Hanford vit plant builder earns half of award payment

Annette Cary, Tri-City HeraldSeptember 18, 2013 

Bechtel National has been awarded 49.6 percent of the performance pay possible for the first half of 2013 for its work on the Hanford vitrification plant, according to the Department of Energy.

Bechtel will receive a little more than $3.1 million of a possible $6.3 million for satisfactory ratings for the two categories considered -- project management and cost.

In each category it will be awarded just under 50 percent of the maximum pay possible.

The last pay period, the second half of 2012, Bechtel voluntarily gave up its performance fee. And in the first half of 2012, it received about $3.1 million, which was its lowest performance award payment to date.

Although it received the same pay for the first half of this year, new Bechtel project director Peggy McCullough was encouraged by improvements.

DOE recognized significant improvement in several areas, especially in the last two months of the performance period, she said in a memo to the vit project's 2,300 workers. Improvements in nuclear safety and quality culture received high ratings, she said.

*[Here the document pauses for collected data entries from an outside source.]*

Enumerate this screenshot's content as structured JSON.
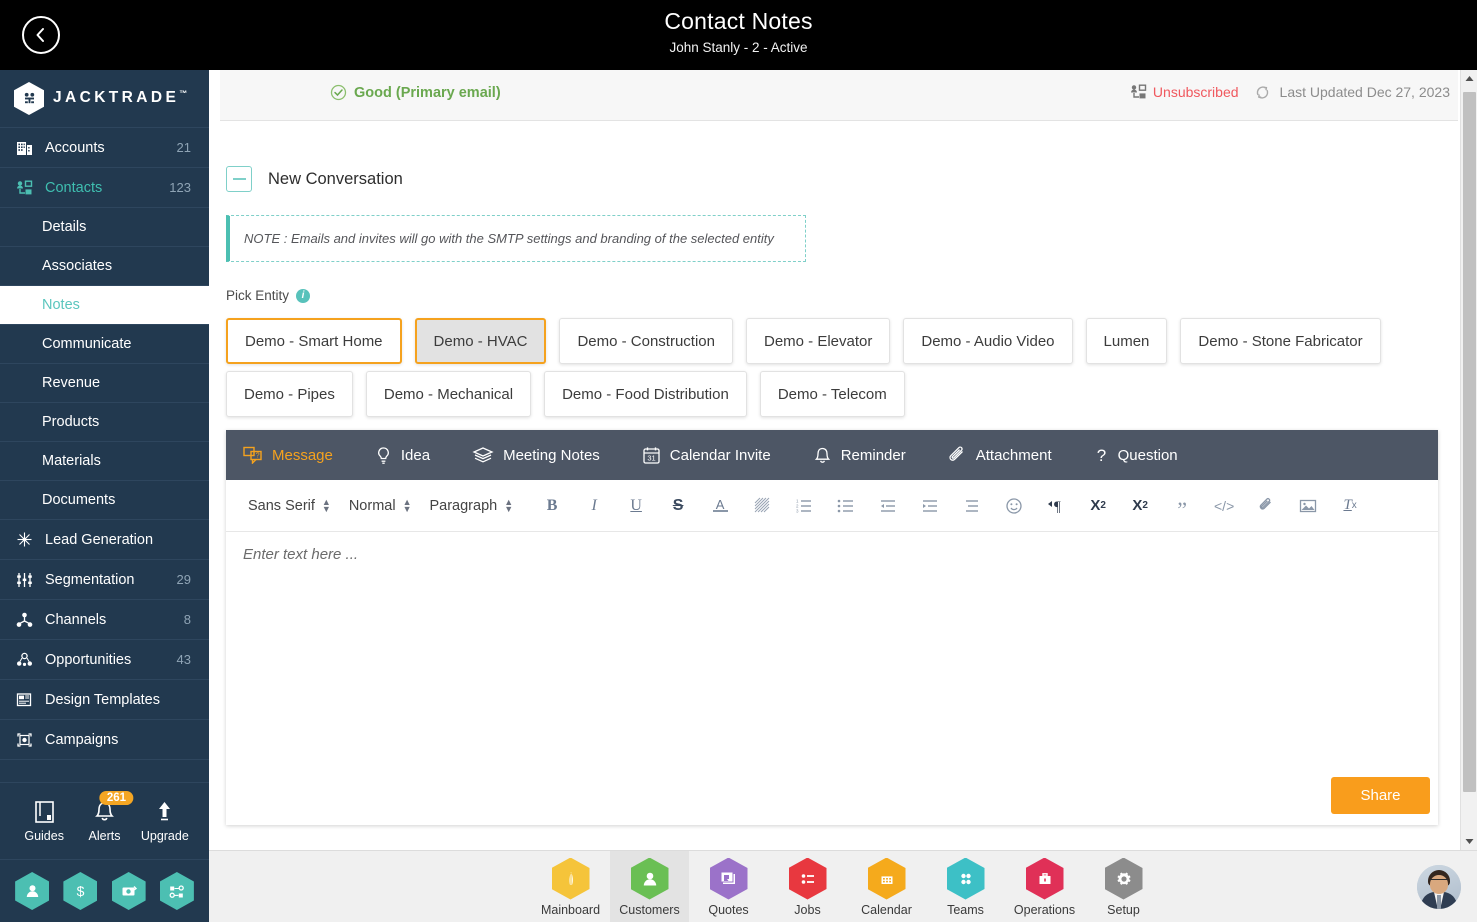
{
  "topbar": {
    "title": "Contact Notes",
    "subtitle": "John Stanly - 2 - Active",
    "back_label": "Back"
  },
  "sidebar": {
    "brand": "JACKTRADE",
    "brand_tm": "™",
    "items": [
      {
        "label": "Accounts",
        "count": "21",
        "icon": "building-icon"
      },
      {
        "label": "Contacts",
        "count": "123",
        "icon": "contacts-icon"
      }
    ],
    "sub_items": [
      {
        "label": "Details"
      },
      {
        "label": "Associates"
      },
      {
        "label": "Notes"
      },
      {
        "label": "Communicate"
      },
      {
        "label": "Revenue"
      },
      {
        "label": "Products"
      },
      {
        "label": "Materials"
      },
      {
        "label": "Documents"
      }
    ],
    "items2": [
      {
        "label": "Lead Generation",
        "count": "",
        "icon": "lead-gen-icon"
      },
      {
        "label": "Segmentation",
        "count": "29",
        "icon": "segmentation-icon"
      },
      {
        "label": "Channels",
        "count": "8",
        "icon": "channels-icon"
      },
      {
        "label": "Opportunities",
        "count": "43",
        "icon": "opportunities-icon"
      },
      {
        "label": "Design Templates",
        "count": "",
        "icon": "design-templates-icon"
      },
      {
        "label": "Campaigns",
        "count": "",
        "icon": "campaigns-icon"
      }
    ],
    "tools": [
      {
        "label": "Guides",
        "icon": "book-icon",
        "badge": ""
      },
      {
        "label": "Alerts",
        "icon": "bell-icon",
        "badge": "261"
      },
      {
        "label": "Upgrade",
        "icon": "up-arrow-icon",
        "badge": ""
      }
    ],
    "quick_actions": [
      {
        "icon": "person-hex-icon"
      },
      {
        "icon": "dollar-hex-icon"
      },
      {
        "icon": "money-transfer-hex-icon"
      },
      {
        "icon": "workflow-hex-icon"
      }
    ],
    "accent": "#4cbfb2",
    "bg": "#22394f"
  },
  "status": {
    "good_text": "Good (Primary email)",
    "unsubscribed": "Unsubscribed",
    "last_updated": "Last Updated Dec 27, 2023",
    "good_color": "#6aa84f",
    "unsub_color": "#f0585e"
  },
  "conversation": {
    "title": "New Conversation",
    "note": "NOTE : Emails and invites will go with the SMTP settings and branding of the selected entity"
  },
  "entities": {
    "label": "Pick Entity",
    "info": "i",
    "row1": [
      {
        "label": "Demo - Smart Home",
        "state": "selected"
      },
      {
        "label": "Demo - HVAC",
        "state": "hover"
      },
      {
        "label": "Demo - Construction",
        "state": "default"
      },
      {
        "label": "Demo - Elevator",
        "state": "default"
      },
      {
        "label": "Demo - Audio Video",
        "state": "default"
      },
      {
        "label": "Lumen",
        "state": "default"
      },
      {
        "label": "Demo - Stone Fabricator",
        "state": "default"
      }
    ],
    "row2": [
      {
        "label": "Demo - Pipes",
        "state": "default"
      },
      {
        "label": "Demo - Mechanical",
        "state": "default"
      },
      {
        "label": "Demo - Food Distribution",
        "state": "default"
      },
      {
        "label": "Demo - Telecom",
        "state": "default"
      }
    ],
    "selected_color": "#f5a21e"
  },
  "editor": {
    "types": [
      {
        "label": "Message",
        "icon": "message-icon",
        "active": true
      },
      {
        "label": "Idea",
        "icon": "lightbulb-icon",
        "active": false
      },
      {
        "label": "Meeting Notes",
        "icon": "layers-icon",
        "active": false
      },
      {
        "label": "Calendar Invite",
        "icon": "calendar-31-icon",
        "active": false
      },
      {
        "label": "Reminder",
        "icon": "bell-icon",
        "active": false
      },
      {
        "label": "Attachment",
        "icon": "paperclip-icon",
        "active": false
      },
      {
        "label": "Question",
        "icon": "question-mark-icon",
        "active": false
      }
    ],
    "font_family": "Sans Serif",
    "font_size": "Normal",
    "block_style": "Paragraph",
    "tools": [
      {
        "name": "bold-icon",
        "glyph": "B"
      },
      {
        "name": "italic-icon",
        "glyph": "I"
      },
      {
        "name": "underline-icon",
        "glyph": "U"
      },
      {
        "name": "strikethrough-icon",
        "glyph": "S"
      },
      {
        "name": "text-color-icon",
        "glyph": "A"
      },
      {
        "name": "highlight-color-icon",
        "glyph": "A"
      },
      {
        "name": "ordered-list-icon",
        "glyph": ""
      },
      {
        "name": "bullet-list-icon",
        "glyph": ""
      },
      {
        "name": "outdent-icon",
        "glyph": ""
      },
      {
        "name": "indent-icon",
        "glyph": ""
      },
      {
        "name": "align-icon",
        "glyph": ""
      },
      {
        "name": "emoji-icon",
        "glyph": ""
      },
      {
        "name": "text-direction-icon",
        "glyph": "¶"
      },
      {
        "name": "subscript-icon",
        "glyph": "X"
      },
      {
        "name": "superscript-icon",
        "glyph": "X"
      },
      {
        "name": "blockquote-icon",
        "glyph": "”"
      },
      {
        "name": "code-icon",
        "glyph": "</>"
      },
      {
        "name": "link-icon",
        "glyph": ""
      },
      {
        "name": "image-icon",
        "glyph": ""
      },
      {
        "name": "clear-format-icon",
        "glyph": "T"
      }
    ],
    "placeholder": "Enter text here ...",
    "share_label": "Share",
    "share_color": "#f99d1c",
    "typebar_bg": "#4d5665"
  },
  "bottom_nav": [
    {
      "label": "Mainboard",
      "color": "#f5c43a",
      "icon": "feather-icon",
      "selected": false
    },
    {
      "label": "Customers",
      "color": "#6abf54",
      "icon": "person-icon",
      "selected": true
    },
    {
      "label": "Quotes",
      "color": "#9b72c9",
      "icon": "quote-card-icon",
      "selected": false
    },
    {
      "label": "Jobs",
      "color": "#e8383f",
      "icon": "list-icon",
      "selected": false
    },
    {
      "label": "Calendar",
      "color": "#f5aa1c",
      "icon": "calendar-icon",
      "selected": false
    },
    {
      "label": "Teams",
      "color": "#3dc0c6",
      "icon": "team-dots-icon",
      "selected": false
    },
    {
      "label": "Operations",
      "color": "#e03057",
      "icon": "briefcase-icon",
      "selected": false
    },
    {
      "label": "Setup",
      "color": "#8c8c8c",
      "icon": "gear-icon",
      "selected": false
    }
  ]
}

Those areas had been the focus of criticism and numerous reviews.

DOE also liked the way Bechtel managed its contract and purchases during an uncertain financial period. Hanford officials had to wait to learn if money appropriated by Congress could be moved among vit plant and other Hanford work.

Mandatory federal budget cuts were in place, and with no 2013 budget passed by Congress Hanford work was done under a continuing resolution.

Coordination was improved between Bechtel and Department of Energy engineering, according to the award pay scorecard prepared by DOE. DOE also praised Bechtel for identifying a vessel or tank for the plant that did not meet quality assurance requirements before it was delivered and refusing to accept it.

Under the cost category, positives included updating risk management plans and procedures and that 91 percent of risk mitigation actions were effective, DOE said.

"Early identification of risks continues to be effective and helpful," said the DOE scorecard.

However, DOE also identified areas needing improvement, especially in quality.

Bechtel did not agree with all aspects of DOE's evaluation of quality, McCullough said. But it is continuing to aggressively identify and correct deficiencies to make sure the completed plant meets quality requirements and DOE expectations for operations, she said.

The plant will turn up to 56 million gallons of radioactive and hazardous chemical waste now held in underground tanks into a stable glass form for disposal. The waste is left from the past production of plutonium for the nation's nuclear weapons program.

"To meet the DOE goal of verifying readiness to safely operate the WTP (Waste Treatment Plant or vit plant), we must address DOE's concerns regarding quality pedigrees," she said. "We will satisfy those concerns."

Bechtel needs to move faster in making some project management improvements, DOE said. It found Bechtel was slow to develop a plan to correct some problems and made slow progress in resolving some issues related to the eventual safe operation of the plant.

It also has not adequately integrated design of the plant and work to ensure its eventual safe operation, DOE said.

DOE indicated that only 7 of 20 milestones were reached on time, but several of the milestones were missed because of sequestration, the mandatory cuts to the federal budget.

Bechtel needs to find a better way of forecasting the effects of budget reductions, DOE said. DOE also was disappointed that Bechtel found no opportunities for cost efficiency or risk reduction in the first half of the year.

"We will continue to improve and meet future contract milestones," McCullough told staff.